IEX shares fell 7.6% to hit an intraday low of ₹125.35 on the BSE, while its market capitalisation dropped to ₹11,341 crore.

Shares of Indian Energy Exchange (IEX) declined by as much as 8% on Monday amid reports that the Central Electricity Regulatory Commission (CERC) has proposed a “market coupling” framework to streamline electricity price discovery across power exchanges in India.
Weighed down by the development, IEX shares fell 7.6% to hit an intraday low of ₹125.35 on the BSE amid strong volumes, with nearly 9 lakh shares changing hands compared to a two-week average of 4.17 lakh shares. At the time of reporting, the stock was trading at ₹126.20, down 6.97%, with a market capitalisation of about ₹11,341 crore.
The shares of IEX had touched a 52-week high of ₹215.40 on June 9, 2025, and a 52-week low of ₹114.50 on March 30, 2026. It is up about 5% in the past month, but down by over 5% year-to-date, nearly 9% over six months, and more than 33% over the past year.
Meanwhile, the exchange has also sought clarification from the regulator regarding the proposed framework.
According to Balaji Rao Mudili, Research Analyst at Bonanza, the CERC draft proposes that Grid-India will act as the market coupling operator, aggregating bids from all power exchanges and discovering a single uniform market clearing price.
Currently, exchanges such as IEX independently discover prices based on demand-supply bids. Under the proposed system, exchanges will continue to collect bids, but pricing authority will shift away from them.
“The exchanges however will continue to collect bids but will no longer set prices. IEX holds roughly 84% market share in the power exchange segment, so its discovered price was effectively the national benchmark which was also the major competitive advantage which it had,” he explained.
The change directly impacts IEX’s core positioning as the company currently holds around 84% market share in the power exchange segment, making its price discovery the de facto national benchmark—one of its key competitive advantages.
Besides, IEX would transition from a price-discovery exchange to a bid-collection platform, weakening its structural moat. This could also allow smaller players such as PXIL and HPX to gain volumes without building liquidity depth, potentially slowing IEX’s market share growth.
“Following the new norms, smaller players like PXIL and HPX can attract volumes without having to build their own liquidity, which for IEX means slower volume growth as it is no more the price decider. IEX makes about 78% of its revenue from per unit transaction fees so any market share loss impacts the top line directly,” the analyst said.
He further said that there are two modes of trading on power exchanges—the real time market (RTM) and the day ahead market (DAM). Market coupling would first be implemented in the Day-Ahead Market (DAM) segment, which is IEX’s largest revenue contributor. This raises concerns over near-term earnings visibility.

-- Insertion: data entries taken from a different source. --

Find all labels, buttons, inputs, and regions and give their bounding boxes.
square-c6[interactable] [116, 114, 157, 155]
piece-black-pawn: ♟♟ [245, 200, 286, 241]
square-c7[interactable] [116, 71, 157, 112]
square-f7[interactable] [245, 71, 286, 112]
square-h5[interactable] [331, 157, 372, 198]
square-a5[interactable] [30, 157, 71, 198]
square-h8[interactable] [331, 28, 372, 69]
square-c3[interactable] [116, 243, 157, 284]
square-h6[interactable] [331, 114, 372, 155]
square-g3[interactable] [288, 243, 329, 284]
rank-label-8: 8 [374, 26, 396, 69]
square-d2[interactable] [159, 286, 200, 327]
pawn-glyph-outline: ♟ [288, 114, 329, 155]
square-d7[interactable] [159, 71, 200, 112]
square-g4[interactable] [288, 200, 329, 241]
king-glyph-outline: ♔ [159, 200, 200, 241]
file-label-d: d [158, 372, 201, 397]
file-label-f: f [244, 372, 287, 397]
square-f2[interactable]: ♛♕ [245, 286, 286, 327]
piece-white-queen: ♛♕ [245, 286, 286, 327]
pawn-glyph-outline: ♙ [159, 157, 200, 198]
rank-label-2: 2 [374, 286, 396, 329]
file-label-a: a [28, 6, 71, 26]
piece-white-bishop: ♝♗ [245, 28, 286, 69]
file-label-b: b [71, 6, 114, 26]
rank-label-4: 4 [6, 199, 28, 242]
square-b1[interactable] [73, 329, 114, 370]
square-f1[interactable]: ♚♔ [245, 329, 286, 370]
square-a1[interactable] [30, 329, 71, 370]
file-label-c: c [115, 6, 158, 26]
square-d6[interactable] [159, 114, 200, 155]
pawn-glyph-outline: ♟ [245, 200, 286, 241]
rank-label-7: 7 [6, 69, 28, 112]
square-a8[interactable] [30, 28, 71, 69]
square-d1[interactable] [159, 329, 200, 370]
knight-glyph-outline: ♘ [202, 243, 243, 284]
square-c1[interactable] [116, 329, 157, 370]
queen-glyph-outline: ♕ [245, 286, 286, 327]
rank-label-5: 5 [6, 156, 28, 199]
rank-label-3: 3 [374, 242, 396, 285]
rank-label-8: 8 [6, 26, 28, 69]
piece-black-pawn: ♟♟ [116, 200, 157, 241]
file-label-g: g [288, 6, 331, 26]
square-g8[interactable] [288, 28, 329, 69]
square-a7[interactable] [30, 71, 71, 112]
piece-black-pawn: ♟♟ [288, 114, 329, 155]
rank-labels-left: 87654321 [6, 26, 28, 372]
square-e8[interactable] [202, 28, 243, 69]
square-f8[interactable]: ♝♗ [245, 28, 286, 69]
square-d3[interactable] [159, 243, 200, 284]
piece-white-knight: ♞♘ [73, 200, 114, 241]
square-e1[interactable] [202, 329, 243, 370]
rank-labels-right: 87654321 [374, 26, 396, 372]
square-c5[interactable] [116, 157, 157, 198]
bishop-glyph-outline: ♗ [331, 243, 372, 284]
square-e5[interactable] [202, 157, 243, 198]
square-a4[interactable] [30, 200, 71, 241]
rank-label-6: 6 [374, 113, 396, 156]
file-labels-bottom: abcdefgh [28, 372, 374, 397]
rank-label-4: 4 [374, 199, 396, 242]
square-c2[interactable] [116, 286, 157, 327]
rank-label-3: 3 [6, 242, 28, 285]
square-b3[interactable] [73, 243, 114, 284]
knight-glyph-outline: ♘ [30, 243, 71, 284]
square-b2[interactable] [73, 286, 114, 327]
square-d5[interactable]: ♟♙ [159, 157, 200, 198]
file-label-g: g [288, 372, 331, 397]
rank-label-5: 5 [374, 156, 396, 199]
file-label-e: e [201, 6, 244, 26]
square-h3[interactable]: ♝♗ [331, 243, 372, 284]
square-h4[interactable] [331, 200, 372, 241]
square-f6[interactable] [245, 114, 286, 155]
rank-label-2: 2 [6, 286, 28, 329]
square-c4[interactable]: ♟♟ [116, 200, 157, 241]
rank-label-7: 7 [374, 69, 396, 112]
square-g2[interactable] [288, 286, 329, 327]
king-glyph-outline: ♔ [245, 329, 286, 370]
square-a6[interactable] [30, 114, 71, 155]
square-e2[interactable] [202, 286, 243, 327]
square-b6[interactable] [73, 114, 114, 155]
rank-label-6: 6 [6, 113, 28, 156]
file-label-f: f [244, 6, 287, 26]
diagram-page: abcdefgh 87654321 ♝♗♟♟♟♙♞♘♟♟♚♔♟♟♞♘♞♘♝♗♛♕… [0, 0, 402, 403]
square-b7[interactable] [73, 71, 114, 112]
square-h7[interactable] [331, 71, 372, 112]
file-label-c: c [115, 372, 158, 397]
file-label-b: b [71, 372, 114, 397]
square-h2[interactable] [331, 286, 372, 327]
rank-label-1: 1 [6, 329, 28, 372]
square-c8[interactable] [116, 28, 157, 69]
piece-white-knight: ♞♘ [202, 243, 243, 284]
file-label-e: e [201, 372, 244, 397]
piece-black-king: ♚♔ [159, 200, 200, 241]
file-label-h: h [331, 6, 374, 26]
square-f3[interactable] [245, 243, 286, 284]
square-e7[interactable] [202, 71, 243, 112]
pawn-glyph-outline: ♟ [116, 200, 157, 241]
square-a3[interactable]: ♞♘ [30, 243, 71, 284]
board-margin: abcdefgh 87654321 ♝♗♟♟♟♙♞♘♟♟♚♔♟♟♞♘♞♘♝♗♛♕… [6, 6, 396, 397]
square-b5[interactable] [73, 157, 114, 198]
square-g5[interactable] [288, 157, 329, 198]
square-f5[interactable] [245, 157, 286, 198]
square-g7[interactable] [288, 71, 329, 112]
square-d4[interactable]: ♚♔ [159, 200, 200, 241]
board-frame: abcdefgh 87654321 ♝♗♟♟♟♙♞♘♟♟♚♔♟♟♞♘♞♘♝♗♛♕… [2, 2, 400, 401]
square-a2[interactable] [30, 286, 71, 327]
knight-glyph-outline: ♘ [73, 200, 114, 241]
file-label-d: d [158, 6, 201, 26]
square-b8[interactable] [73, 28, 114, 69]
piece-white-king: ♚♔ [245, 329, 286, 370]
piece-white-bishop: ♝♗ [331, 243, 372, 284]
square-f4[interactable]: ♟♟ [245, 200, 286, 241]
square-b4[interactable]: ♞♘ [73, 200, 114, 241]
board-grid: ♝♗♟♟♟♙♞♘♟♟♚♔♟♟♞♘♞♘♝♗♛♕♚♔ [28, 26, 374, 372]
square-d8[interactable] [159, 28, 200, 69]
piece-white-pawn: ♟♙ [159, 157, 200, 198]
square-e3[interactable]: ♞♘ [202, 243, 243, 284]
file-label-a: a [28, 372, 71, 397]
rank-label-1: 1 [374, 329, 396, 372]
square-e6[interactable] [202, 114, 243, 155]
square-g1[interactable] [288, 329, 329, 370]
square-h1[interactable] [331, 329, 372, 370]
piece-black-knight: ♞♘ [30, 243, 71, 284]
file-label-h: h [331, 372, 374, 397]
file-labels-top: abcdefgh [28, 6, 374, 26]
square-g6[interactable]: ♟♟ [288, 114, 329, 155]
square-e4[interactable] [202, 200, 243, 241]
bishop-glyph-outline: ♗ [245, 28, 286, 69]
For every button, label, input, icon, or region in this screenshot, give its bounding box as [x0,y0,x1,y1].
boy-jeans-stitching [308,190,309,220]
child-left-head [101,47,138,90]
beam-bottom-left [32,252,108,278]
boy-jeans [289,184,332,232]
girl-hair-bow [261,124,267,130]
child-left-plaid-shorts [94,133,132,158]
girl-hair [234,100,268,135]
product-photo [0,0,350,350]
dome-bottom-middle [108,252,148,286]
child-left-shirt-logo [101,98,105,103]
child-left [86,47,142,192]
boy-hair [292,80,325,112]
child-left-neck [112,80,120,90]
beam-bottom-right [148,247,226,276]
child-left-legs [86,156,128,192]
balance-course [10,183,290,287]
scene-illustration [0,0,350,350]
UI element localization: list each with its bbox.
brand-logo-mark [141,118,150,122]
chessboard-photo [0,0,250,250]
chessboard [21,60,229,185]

Around 78% of IEX’s revenue comes from transaction fees, making its earnings highly sensitive to traded volumes and market share.
“IEX trades at a P/E of around 24, a premium built on its dominance. If that dominance fades, multiples could compress. India’s power market is expanding and even with a smaller slice of the pie, IEX could grow if the pie itself expands fast enough. But the monopoly like franchise narrative is effectively over and the market is still in the middle of repricing what IEX is worth without that moat,” he said.